The dockers, members of Unite, the country’s largest union, started a 48-hour stoppage at 06.00 (Tuesday 27 May) in the dispute which the union fears could see the permanent workforce being replaced by more competitive workers on zero hours contracts.
Unite regional officer Jane Jeffery said: “If this is allowed to happen, we will be turning the clock back 50 years to the bad old days when you had to rely on the tap on the shoulder to see if you had work for the day in the docks.
“Only today, the call will come on your mobile – but the culture will be the same, low waged and insecure employment. Wages could drop substantially, while the cost of living continues to rise.”

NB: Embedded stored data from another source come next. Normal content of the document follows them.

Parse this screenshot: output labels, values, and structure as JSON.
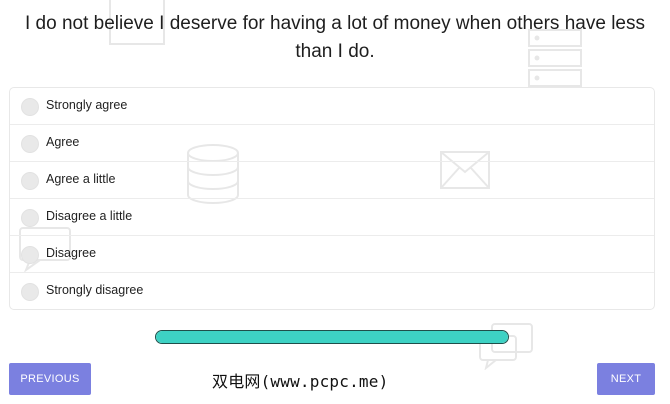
{
  "question": {
    "text": "I do not believe I deserve for having a lot of money when others have less than I do."
  },
  "options": [
    {
      "label": "Strongly agree"
    },
    {
      "label": "Agree"
    },
    {
      "label": "Agree a little"
    },
    {
      "label": "Disagree a little"
    },
    {
      "label": "Disagree"
    },
    {
      "label": "Strongly disagree"
    }
  ],
  "progress": {
    "fraction": 1.0
  },
  "navigation": {
    "previous_label": "PREVIOUS",
    "next_label": "NEXT"
  },
  "watermark": {
    "text": "双电网(www.pcpc.me)"
  },
  "colors": {
    "button": "#7b80e0",
    "progress_fill": "#3dd2c4",
    "progress_border": "#1f4f4a"
  },
  "background_icons": [
    "document-icon",
    "server-icon",
    "database-icon",
    "envelope-icon",
    "chat-bubble-icon",
    "comment-icon"
  ]
}
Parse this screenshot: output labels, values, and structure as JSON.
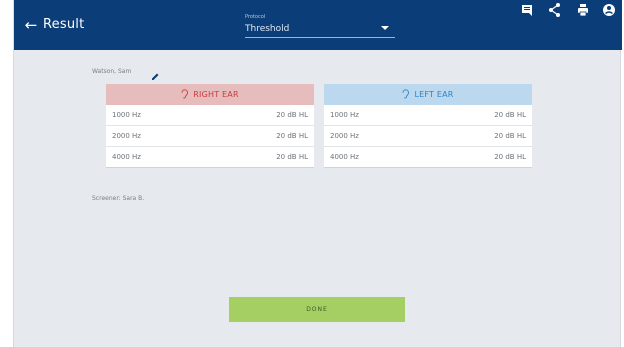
{
  "appbar": {
    "back_icon": "arrow-left-icon",
    "title": "Result",
    "protocol": {
      "label": "Protocol",
      "value": "Threshold"
    },
    "actions": [
      "comment-icon",
      "share-icon",
      "print-icon",
      "account-icon"
    ]
  },
  "patient": {
    "name": "Watson, Sam",
    "edit_icon": "pencil-icon"
  },
  "ears": {
    "right": {
      "title": "RIGHT EAR",
      "icon": "ear-icon",
      "color": "#c63c3c",
      "rows": [
        {
          "freq": "1000 Hz",
          "level": "20 dB HL"
        },
        {
          "freq": "2000 Hz",
          "level": "20 dB HL"
        },
        {
          "freq": "4000 Hz",
          "level": "20 dB HL"
        }
      ]
    },
    "left": {
      "title": "LEFT EAR",
      "icon": "ear-icon",
      "color": "#2a84c9",
      "rows": [
        {
          "freq": "1000 Hz",
          "level": "20 dB HL"
        },
        {
          "freq": "2000 Hz",
          "level": "20 dB HL"
        },
        {
          "freq": "4000 Hz",
          "level": "20 dB HL"
        }
      ]
    }
  },
  "screener": "Screener: Sara B.",
  "done_label": "DONE",
  "colors": {
    "appbar": "#0b3e78",
    "done": "#a6cf63"
  }
}
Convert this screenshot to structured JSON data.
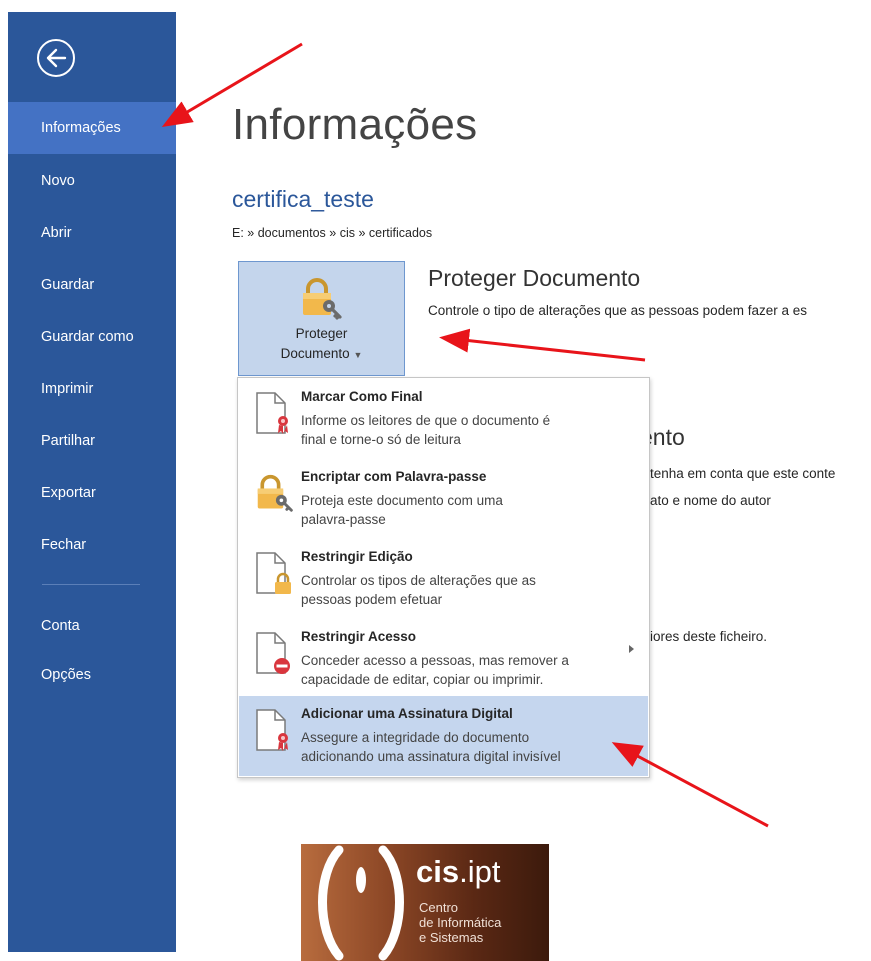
{
  "sidebar": {
    "items": [
      {
        "label": "Informações",
        "active": true
      },
      {
        "label": "Novo"
      },
      {
        "label": "Abrir"
      },
      {
        "label": "Guardar"
      },
      {
        "label": "Guardar como"
      },
      {
        "label": "Imprimir"
      },
      {
        "label": "Partilhar"
      },
      {
        "label": "Exportar"
      },
      {
        "label": "Fechar"
      },
      {
        "label": "Conta"
      },
      {
        "label": "Opções"
      }
    ],
    "back_icon": "back-arrow-icon",
    "color": "#2b579a",
    "active_color": "#4472c4"
  },
  "main": {
    "title": "Informações",
    "doc_name": "certifica_teste",
    "path": "E: » documentos » cis » certificados",
    "protect_button": {
      "line1": "Proteger",
      "line2": "Documento",
      "icon": "lock-key-icon"
    },
    "protect_heading": "Proteger Documento",
    "protect_desc": "Controle o tipo de alterações que as pessoas podem fazer a es",
    "bg_heading2": "ento",
    "bg_line1": "tenha em conta que este conte",
    "bg_line2": "ato e nome do autor",
    "bg_line3": "iores deste ficheiro."
  },
  "menu": {
    "items": [
      {
        "title": "Marcar Como Final",
        "desc1": "Informe os leitores de que o documento é",
        "desc2": "final e torne-o só de leitura",
        "icon": "document-ribbon-icon"
      },
      {
        "title": "Encriptar com Palavra-passe",
        "desc1": "Proteja este documento com uma",
        "desc2": "palavra-passe",
        "icon": "lock-key-icon"
      },
      {
        "title": "Restringir Edição",
        "desc1": "Controlar os tipos de alterações que as",
        "desc2": "pessoas podem efetuar",
        "icon": "document-lock-icon"
      },
      {
        "title": "Restringir Acesso",
        "desc1": "Conceder acesso a pessoas, mas remover a",
        "desc2": "capacidade de editar, copiar ou imprimir.",
        "icon": "document-restricted-icon",
        "submenu": true
      },
      {
        "title": "Adicionar uma Assinatura Digital",
        "desc1": "Assegure a integridade do documento",
        "desc2": "adicionando uma assinatura digital invisível",
        "icon": "document-ribbon-icon",
        "highlighted": true
      }
    ]
  },
  "logo": {
    "wordmark_bold": "cis",
    "wordmark_rest": ".ipt",
    "line1": "Centro",
    "line2": "de Informática",
    "line3": "e Sistemas"
  },
  "annotation_color": "#e8141a"
}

Unite said that a collective agreement is in place which allowed a certain percentage of agency workers, but this was being severely undermined by the ongoing replacement of permanent trained dockers, who number about 24, by even more agency/casual staff.

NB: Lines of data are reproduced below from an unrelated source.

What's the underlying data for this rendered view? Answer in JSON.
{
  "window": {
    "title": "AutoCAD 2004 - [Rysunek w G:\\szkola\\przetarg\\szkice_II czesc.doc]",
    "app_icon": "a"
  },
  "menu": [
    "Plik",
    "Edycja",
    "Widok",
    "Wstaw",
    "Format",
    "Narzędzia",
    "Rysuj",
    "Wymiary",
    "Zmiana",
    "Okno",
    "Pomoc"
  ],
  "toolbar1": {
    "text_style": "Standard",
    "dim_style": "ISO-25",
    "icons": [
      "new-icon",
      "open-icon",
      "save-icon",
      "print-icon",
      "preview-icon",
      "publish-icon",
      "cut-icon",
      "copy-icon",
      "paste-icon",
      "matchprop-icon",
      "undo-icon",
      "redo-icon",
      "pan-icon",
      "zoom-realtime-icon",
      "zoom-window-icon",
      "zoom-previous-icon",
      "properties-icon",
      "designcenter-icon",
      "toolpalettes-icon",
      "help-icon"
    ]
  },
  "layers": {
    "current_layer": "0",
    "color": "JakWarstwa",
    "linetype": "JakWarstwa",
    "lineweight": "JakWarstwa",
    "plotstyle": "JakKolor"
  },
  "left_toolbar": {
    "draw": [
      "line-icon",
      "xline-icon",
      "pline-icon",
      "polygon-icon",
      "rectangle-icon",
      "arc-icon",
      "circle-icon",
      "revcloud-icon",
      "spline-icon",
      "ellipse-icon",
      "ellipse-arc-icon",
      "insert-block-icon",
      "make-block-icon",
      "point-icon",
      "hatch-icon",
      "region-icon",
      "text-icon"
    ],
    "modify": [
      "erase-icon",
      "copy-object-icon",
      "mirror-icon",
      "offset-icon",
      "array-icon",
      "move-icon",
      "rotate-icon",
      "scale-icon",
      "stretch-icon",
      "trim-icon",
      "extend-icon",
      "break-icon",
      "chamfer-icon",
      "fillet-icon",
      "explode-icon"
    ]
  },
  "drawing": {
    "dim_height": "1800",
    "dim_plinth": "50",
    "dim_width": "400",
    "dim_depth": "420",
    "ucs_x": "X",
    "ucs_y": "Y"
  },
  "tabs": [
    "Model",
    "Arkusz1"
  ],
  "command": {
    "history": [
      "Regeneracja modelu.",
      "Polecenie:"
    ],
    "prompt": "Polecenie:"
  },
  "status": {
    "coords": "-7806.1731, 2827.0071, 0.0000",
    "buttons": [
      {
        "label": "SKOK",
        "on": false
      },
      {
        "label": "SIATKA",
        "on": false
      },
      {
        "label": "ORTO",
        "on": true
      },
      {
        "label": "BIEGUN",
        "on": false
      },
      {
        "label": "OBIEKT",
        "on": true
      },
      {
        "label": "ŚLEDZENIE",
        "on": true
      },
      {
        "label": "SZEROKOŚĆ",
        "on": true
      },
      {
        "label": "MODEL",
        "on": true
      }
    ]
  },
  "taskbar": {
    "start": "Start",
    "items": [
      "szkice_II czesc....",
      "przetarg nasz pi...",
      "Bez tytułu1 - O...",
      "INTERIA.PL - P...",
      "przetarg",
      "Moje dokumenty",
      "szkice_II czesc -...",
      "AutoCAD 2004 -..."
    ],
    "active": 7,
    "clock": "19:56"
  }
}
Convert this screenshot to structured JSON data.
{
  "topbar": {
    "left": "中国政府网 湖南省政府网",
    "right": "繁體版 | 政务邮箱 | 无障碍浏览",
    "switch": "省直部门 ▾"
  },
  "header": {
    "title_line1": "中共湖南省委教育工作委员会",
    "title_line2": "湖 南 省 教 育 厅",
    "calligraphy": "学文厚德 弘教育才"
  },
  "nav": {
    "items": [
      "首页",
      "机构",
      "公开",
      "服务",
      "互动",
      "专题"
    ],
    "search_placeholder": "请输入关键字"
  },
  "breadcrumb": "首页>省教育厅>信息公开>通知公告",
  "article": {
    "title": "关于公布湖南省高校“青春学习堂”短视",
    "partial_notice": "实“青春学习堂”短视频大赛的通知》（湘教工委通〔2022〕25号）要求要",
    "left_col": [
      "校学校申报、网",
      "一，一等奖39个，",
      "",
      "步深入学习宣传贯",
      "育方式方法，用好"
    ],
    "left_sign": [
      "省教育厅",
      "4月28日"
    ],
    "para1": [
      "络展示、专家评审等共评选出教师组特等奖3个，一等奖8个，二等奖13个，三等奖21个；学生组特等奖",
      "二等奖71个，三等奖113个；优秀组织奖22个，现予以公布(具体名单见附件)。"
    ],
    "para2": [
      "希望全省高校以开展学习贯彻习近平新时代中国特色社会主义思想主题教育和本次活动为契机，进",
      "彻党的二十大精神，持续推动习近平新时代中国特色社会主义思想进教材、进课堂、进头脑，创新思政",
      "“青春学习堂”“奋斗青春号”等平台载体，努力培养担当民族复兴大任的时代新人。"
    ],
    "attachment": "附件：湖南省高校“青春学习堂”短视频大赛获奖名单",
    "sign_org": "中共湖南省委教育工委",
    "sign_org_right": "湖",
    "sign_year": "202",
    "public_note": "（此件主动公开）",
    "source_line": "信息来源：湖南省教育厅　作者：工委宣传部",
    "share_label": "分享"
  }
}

Jane Jeffery said: “Although the action is for 48-hours, our members are being denied overtime and prevented from booking holidays. Agency labour is being used to cover their duties and working 14 hour days in order to do so.
“It seems that the management of the Swedish-owned SCA Logistics is hell-bent on antagonising and prolonging the dispute, instead of reaching a settlement through discussion and negotiation.
“Unite will strongly resist the very real threat of the workforce at this company becoming 100 per cent employed on zero hours contracts.”
The strike will only hit vessels being serviced by SCA Logistics at Tilbury.